The membership of the committee is structured to ensure collaboration across the University as well as with members of the greater Providence community. Members include:

  • The Brown University president (chair)
  • Brown faculty
  • Brown staff
  • Brown students
  • Current or emeritus members of the Brown Corporation
  • Members of the Greater Providence community
  • Five ex-officio members of the Brown community:
    • The Vice President for Institutional Equity and Diversity
    • The Director of the Annenberg Institute for School Reform
    • The Chair of the Department of Education
    • The Director of the Swearer Center for Public Service
    • The Education Coordinator in the Annenberg Institute
  • Two ex-officio, non-voting members:
    • The Superintendent of the Providence Public School District
    • The Mayor of the City of Providence. 
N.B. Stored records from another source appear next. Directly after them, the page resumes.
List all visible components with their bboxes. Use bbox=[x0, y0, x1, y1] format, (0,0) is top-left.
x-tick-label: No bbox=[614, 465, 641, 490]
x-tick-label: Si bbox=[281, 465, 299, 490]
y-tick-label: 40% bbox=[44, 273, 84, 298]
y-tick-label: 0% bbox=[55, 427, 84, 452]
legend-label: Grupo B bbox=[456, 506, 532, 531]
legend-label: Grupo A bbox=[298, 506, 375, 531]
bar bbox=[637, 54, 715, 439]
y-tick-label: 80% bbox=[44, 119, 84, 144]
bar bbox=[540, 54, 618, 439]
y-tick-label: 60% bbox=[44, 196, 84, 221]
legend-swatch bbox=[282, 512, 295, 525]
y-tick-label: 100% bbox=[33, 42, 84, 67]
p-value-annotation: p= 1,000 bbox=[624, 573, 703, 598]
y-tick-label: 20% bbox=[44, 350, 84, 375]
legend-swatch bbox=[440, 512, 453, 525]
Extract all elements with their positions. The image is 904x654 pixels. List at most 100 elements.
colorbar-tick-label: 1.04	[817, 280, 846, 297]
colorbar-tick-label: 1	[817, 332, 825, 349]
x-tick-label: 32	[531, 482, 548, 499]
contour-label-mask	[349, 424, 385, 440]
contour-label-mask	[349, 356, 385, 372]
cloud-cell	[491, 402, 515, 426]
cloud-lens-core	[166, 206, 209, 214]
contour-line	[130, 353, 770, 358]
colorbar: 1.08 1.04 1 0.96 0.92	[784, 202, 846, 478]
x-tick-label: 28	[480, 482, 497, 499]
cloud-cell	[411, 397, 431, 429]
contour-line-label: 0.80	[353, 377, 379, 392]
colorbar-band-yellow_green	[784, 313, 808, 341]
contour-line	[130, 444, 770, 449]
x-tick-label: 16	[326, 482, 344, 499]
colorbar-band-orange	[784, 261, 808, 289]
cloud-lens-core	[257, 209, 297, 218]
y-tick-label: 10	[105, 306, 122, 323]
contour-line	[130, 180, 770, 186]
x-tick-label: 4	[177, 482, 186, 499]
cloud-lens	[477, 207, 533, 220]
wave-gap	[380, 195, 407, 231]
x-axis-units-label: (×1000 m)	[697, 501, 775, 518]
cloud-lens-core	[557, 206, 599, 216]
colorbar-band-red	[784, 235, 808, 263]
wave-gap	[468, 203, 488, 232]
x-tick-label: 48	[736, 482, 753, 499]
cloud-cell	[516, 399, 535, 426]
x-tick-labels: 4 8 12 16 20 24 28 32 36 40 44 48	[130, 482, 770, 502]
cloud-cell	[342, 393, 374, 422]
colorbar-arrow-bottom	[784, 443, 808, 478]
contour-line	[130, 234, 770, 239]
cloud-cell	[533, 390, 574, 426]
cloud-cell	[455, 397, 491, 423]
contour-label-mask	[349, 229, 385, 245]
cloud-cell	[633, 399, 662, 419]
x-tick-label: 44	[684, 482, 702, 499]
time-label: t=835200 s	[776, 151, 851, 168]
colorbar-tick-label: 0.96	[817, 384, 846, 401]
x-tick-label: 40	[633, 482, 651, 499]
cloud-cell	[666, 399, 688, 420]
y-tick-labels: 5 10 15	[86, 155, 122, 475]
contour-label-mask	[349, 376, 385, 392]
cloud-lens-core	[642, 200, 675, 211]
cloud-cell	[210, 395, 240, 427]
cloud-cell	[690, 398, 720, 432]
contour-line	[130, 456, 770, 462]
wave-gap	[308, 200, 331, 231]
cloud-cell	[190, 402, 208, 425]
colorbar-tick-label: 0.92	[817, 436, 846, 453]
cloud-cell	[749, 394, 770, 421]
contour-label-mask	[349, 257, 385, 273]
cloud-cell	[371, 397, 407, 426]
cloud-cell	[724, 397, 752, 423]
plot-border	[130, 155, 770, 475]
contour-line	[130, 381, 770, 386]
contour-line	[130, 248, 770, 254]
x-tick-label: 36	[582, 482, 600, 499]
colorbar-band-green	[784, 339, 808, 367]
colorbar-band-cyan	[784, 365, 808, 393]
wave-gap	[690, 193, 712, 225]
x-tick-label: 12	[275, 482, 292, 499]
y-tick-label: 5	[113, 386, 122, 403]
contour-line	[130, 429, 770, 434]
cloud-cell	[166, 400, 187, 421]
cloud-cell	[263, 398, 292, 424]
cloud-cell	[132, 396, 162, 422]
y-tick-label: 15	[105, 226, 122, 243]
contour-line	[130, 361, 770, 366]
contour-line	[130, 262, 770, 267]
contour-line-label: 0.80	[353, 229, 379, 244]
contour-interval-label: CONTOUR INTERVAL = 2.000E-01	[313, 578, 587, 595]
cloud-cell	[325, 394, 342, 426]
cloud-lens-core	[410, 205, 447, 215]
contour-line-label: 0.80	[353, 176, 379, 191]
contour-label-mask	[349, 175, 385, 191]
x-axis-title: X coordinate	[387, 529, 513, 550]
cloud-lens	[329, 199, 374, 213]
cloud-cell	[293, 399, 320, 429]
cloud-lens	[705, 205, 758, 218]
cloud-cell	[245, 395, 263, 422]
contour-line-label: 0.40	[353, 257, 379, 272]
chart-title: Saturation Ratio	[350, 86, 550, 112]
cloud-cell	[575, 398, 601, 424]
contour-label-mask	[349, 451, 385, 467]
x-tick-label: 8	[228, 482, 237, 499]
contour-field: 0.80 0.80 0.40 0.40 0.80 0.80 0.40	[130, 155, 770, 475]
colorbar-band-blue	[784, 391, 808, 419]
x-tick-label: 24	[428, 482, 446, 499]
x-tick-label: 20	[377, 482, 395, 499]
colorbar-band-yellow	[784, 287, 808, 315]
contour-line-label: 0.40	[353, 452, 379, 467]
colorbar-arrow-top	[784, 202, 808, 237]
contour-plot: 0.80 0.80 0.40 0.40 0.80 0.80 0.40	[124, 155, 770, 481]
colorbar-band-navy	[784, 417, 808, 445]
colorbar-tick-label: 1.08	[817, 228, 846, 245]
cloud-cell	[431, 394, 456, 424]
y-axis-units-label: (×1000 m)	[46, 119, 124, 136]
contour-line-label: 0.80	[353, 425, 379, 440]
The Chief of Staff and Assistant to the President will staff the committee. Additional information about the Public Education Committee, including current membership, can be found under the President's Advisory Groups.

A Broader Partnership 

The Fund is one among dozens of new and enduring community engagement efforts led by Brown faculty, staff and students that complement the district’s work to educate K-12 students in the city.

Brown has devoted more than $800,000 annually in recent years to provide high-impact experiences for Providence youth, support initiatives to improve educational outcomes and enhance students’ access to Brown summer programs. Brown faculty, staff and students also contribute thousands of volunteer hours to support PPSD students.

The Swearer Center organizes a range of community engagement activities that include partnership with local schools, including Brown After School Mentoring, in which nearly 100 Brown students provide after-school enrichment at William D’Abate Elementary School each week during the school year. Brown’s Department of Education and Annenberg Institute for School Reform work directly with PPSD schools and students in a variety of ways — embedding Master of Arts in Teaching students in classrooms as teachers for a full school year, coordinating a summer education program for high school students in Providence and Central Falls, and embarking on research that helps schools confront problems such as opportunity inequality and learning loss.

To create greater alignment and coordination across Brown’s many K-12 education activities, Brown created the position of education coordinator, located in the Annenberg Institute, in 2020. The education coordinator has the responsibility of coordinating Brown’s community engagement activities in public education and serving as the primary point of connection between the University and local school districts.